Soups
Ginger Scallion Mustard Greens Soup
traditionally warms and releases the surface, helping ease chills, nasal congestion, and muscle aches from a cold
Why people make this soup
Mustard greens are often misunderstood as a cooling vegetable, but in traditional food therapy, they are actually pungent and warming — traditionally associated with warming the interior, promoting the flow of qi, clearing phlegm from the lungs, and relieving the kind of full-body heaviness that comes with a cold. When you feel the first signs of a wind-cold illness — that sudden chill, a blocked nose, the dull ache in your neck and limbs, a cough building in the chest — this simple, affordable soup can offer real comfort. The ginger warms and disperses cold; the scallion white parts help release the surface and encourage perspiration; and the mustard greens contribute to clearing the airways and easing chest tightness. The whole soup comes together in under 30 minutes and uses only things you might already have at home.
Method
- Wash the mustard greens and cut into chunks.
- Wash the scallion whites and cut into sections; set aside.
- Bring 1.5 L of water to a boil in a pot.
- Add the ginger and mustard greens; cook over medium heat for 20 minutes.
- Add the scallion white pieces and cook for a further 5 minutes.

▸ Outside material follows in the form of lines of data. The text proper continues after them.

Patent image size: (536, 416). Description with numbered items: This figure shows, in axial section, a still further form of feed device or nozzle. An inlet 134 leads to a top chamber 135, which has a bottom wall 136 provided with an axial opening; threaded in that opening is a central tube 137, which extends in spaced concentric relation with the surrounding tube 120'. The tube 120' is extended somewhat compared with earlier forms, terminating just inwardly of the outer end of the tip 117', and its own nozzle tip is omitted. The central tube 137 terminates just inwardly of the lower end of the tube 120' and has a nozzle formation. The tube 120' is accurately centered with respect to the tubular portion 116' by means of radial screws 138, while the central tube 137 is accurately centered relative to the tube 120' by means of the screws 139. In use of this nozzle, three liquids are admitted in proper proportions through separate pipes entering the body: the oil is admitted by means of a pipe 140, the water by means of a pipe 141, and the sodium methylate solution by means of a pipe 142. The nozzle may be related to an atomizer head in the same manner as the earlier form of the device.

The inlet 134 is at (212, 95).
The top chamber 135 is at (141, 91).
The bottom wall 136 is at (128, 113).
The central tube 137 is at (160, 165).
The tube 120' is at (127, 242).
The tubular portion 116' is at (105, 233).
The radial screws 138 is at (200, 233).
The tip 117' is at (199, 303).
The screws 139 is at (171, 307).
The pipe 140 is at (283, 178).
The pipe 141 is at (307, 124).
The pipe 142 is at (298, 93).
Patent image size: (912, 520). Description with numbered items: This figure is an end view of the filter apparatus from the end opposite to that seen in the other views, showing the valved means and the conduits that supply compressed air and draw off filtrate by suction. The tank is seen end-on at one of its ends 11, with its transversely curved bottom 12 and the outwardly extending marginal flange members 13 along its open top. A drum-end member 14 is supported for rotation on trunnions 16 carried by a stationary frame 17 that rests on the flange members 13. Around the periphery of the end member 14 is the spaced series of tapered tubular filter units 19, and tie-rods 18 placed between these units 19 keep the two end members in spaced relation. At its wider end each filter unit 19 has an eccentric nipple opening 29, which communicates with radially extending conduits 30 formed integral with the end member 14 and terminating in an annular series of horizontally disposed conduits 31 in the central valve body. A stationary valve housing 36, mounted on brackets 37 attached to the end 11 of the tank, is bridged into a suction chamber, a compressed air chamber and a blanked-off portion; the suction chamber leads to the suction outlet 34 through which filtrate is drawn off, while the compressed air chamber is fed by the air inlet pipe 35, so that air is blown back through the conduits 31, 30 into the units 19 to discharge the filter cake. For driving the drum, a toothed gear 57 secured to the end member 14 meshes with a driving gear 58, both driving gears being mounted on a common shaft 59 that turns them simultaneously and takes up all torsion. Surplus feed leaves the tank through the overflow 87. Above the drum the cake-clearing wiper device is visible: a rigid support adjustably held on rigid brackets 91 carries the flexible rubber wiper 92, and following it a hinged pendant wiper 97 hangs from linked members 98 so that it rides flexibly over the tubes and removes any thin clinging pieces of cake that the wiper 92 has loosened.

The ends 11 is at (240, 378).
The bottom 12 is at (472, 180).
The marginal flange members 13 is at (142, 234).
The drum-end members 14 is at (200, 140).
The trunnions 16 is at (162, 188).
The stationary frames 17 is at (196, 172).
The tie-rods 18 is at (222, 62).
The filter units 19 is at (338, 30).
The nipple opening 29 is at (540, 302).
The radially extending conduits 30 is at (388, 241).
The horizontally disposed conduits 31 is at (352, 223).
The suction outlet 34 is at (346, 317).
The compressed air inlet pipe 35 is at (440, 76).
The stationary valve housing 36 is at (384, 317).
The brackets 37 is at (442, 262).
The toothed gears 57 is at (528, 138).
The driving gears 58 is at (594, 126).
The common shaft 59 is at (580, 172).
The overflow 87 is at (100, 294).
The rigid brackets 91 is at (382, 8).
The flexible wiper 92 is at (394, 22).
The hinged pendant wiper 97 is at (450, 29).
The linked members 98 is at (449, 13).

- Serve warm. Drink while hot for best effect.
Nourilo’s Tips
This soup is warming, so it is specifically for wind-cold type illness — the kind where you feel cold and shivery rather than hot, and your phlegm is clear or white rather than yellow. If your cold has a sore throat or obvious heat signs, this is not the right soup. Drink it warm, and if you can produce a gentle sweat, that is a good sign the cold is beginning to release. Both round mustard greens and the longer leafy variety work fine for this recipe. This soup is also genuinely helpful after a day of heavy physical work — the mustard greens ease sore muscles and help restore comfort to the body.